Südkoreanischer Zerstörer: Mehr als 80 % der Besatzung an Bord des Great Munmu testen positiv auf COVID-19

Während die 247 Fälle nicht direkt mit neuen lokalen Infektionen in Verbindung stehen, da der Zerstörer Monmu der Große Südkorea im Februar verlässt, um seine Mission zu beginnen, kommt der Anstieg, da das Land mit seinem schlimmsten Ausbruch aller Zeiten zu kämpfen hat. COVID-19 Fälle zu Hause, am Sonntag wurden 1.252 Neuinfektionen registriert.

Die Generalstabschefs des Landes teilten am Montag mit, dass nur 50 der 301-köpfigen Besatzungsmitglieder des Schiffes bei dem Ausbruch, der erstmals am 15. Juli gemeldet wurde, negativ getestet wurden. Die Behörden haben eine Operation begonnen, um sie nach Hause zu fliegen, während ein Ersatzteam das Schiff zurückführen wird. .

Die Zahl vom Sonntag bedeutet, dass die Zahl der Neuerkrankungen in Südkorea – die bei der Zahl der Fälle und Todesfälle besser abgeschnitten haben als viele Industrienationen – fast zwei Wochen lang 1.100 pro Tag überschritten haben, bei einem Ausbruch, der durch einen Anstieg der Fälle des hoch ansteckenden Deltas ausgelöst wurde .

Südkorea hat bisher 179.203 Fälle und 2.058 Todesfälle verzeichnet. Etwa 31,4 % der 52 Millionen Einwohner haben mindestens eine Dosis des Impfstoffs erhalten, während 12,7 % vollständig geimpft sind.

Mit Hilfe von Impfungen für ältere und weitgehend gefährdete Personen ging der jüngste Anstieg der Fallzahlen nicht mit einem signifikanten Anstieg der Krankenhauseinweisungen oder Todesfälle einher, mit einer Sterberate von 1,15% und einer Zahl schwerer Fälle von 185 (Stand Sonntag).

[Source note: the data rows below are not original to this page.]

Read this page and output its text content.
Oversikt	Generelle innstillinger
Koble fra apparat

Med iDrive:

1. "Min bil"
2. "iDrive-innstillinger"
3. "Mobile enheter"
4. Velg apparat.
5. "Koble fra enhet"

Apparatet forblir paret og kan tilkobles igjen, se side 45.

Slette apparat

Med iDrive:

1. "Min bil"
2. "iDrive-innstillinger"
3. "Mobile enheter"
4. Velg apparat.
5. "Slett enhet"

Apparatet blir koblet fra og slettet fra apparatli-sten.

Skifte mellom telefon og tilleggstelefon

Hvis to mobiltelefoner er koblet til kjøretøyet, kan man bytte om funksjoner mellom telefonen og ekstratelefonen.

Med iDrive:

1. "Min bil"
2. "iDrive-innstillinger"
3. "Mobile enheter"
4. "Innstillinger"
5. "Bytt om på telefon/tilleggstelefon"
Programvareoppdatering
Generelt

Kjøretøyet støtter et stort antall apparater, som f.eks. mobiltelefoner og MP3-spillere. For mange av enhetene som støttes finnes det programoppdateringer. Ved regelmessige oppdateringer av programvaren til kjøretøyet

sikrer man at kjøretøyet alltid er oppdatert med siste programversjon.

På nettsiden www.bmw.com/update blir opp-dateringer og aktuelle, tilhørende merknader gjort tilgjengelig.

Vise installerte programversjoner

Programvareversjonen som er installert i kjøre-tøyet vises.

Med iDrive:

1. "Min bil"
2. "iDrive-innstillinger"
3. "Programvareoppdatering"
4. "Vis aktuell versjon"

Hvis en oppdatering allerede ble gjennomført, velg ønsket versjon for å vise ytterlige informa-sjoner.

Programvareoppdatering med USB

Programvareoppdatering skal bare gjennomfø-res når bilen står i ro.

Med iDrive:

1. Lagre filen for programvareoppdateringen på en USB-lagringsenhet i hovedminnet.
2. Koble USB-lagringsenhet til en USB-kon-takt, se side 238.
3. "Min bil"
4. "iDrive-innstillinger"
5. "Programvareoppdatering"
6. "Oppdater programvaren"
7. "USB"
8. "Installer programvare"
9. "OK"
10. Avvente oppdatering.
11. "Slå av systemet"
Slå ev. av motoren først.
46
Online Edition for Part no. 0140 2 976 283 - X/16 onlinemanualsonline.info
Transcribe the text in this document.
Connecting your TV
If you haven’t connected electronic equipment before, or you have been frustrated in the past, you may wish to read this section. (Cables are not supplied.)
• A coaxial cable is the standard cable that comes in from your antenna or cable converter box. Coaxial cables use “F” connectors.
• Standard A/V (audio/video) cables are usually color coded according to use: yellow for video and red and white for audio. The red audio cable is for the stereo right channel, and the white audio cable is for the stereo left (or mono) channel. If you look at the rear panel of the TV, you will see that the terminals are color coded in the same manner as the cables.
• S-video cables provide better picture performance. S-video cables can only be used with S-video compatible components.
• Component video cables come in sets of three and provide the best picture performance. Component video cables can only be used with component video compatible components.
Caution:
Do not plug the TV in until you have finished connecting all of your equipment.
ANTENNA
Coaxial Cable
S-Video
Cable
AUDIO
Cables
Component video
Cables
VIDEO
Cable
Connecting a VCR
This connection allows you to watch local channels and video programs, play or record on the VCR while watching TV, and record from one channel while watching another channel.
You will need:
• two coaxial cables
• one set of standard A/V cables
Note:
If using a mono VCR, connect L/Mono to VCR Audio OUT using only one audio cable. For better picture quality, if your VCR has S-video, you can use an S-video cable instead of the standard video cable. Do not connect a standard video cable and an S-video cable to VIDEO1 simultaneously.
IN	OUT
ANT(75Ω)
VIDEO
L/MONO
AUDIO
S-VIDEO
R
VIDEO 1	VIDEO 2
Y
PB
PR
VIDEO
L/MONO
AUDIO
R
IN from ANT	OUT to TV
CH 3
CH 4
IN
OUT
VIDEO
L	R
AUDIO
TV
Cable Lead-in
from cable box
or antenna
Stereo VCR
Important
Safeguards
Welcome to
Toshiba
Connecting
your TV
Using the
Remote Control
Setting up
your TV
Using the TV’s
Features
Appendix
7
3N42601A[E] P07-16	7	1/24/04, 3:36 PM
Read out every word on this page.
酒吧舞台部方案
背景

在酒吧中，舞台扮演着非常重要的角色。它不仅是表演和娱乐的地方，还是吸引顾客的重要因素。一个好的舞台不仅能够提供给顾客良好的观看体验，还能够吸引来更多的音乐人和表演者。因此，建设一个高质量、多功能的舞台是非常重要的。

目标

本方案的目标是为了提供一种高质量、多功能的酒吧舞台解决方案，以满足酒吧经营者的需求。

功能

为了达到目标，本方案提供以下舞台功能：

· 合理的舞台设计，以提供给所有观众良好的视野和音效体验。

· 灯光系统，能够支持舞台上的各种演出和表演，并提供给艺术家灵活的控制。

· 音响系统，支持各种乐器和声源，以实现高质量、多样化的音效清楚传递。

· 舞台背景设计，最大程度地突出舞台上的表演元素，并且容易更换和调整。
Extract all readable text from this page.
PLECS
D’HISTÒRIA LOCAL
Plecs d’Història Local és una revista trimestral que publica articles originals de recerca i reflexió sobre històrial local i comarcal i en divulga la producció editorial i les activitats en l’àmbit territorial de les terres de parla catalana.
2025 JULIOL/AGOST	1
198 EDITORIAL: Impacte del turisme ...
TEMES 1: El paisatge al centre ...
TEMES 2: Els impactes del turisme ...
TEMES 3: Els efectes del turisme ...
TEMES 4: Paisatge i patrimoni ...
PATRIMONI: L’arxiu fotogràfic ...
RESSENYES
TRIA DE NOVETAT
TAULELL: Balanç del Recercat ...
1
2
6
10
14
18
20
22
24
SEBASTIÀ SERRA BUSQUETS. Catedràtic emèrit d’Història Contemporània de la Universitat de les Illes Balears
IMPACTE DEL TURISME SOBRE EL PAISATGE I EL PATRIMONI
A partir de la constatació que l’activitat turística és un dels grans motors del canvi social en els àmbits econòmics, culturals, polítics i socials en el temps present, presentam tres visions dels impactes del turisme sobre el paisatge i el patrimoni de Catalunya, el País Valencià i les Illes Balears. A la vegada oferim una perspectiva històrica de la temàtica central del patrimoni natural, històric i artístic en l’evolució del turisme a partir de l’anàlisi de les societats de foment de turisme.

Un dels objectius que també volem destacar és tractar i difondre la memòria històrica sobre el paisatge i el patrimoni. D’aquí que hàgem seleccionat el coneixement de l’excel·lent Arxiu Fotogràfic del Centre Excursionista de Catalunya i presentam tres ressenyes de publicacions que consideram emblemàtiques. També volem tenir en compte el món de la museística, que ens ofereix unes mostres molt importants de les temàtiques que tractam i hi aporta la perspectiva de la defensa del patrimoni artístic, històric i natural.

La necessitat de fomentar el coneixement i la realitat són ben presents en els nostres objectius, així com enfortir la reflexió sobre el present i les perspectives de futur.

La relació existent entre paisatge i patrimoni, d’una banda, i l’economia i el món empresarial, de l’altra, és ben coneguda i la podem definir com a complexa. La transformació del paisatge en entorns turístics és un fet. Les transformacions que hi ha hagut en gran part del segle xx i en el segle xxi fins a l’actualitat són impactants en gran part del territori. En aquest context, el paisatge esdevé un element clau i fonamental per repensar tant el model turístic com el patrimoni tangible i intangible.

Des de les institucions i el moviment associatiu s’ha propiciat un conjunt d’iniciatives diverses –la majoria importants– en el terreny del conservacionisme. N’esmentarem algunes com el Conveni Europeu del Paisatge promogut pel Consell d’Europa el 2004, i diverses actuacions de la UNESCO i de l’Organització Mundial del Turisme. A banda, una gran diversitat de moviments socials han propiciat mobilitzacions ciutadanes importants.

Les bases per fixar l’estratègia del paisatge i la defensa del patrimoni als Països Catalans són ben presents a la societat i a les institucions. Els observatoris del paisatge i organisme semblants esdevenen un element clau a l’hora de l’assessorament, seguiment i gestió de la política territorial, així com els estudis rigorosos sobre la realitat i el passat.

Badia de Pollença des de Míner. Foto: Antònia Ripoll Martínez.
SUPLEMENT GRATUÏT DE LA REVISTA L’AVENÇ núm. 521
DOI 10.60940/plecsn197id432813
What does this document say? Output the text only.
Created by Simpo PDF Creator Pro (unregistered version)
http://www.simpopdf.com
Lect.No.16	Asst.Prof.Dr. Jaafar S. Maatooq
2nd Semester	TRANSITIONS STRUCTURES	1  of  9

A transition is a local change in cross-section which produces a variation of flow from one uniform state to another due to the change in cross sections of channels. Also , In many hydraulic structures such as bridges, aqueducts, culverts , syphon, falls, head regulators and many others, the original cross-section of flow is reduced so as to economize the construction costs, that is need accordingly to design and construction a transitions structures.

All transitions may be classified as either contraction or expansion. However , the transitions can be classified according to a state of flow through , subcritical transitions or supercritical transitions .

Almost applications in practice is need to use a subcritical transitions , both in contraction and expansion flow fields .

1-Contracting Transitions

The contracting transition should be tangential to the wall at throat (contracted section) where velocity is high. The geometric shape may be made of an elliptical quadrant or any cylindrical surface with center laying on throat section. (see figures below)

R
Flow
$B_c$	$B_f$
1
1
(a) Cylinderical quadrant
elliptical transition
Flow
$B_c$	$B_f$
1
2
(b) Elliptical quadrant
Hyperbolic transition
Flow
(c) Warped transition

Unter Berufung auf militärische Quellen berichtete die Nachrichtenagentur Yonhap, dass keiner der betroffenen Mitarbeiter an Bord des Zerstörers als schwerwiegende Fälle eingestuft wurde, obwohl eine Person Zustände entwickelt hat, die eine genaue Überwachung erfordern.

Siehe auch  Madrid explosion: 3 dead and several wounded, as a result of an explosion that rocked the Spanish capital

Das Verteidigungsministerium teilte mit, dass niemand an Bord des Zerstörers geimpft worden sei, da die Einheit das Land im Februar verließ, bevor eine Impfkampagne für Militärpersonal begann.

Schreibe einen Kommentar

Deine E-Mail-Adresse wird nicht veröffentlicht. Erforderliche Felder sind mit * markiert.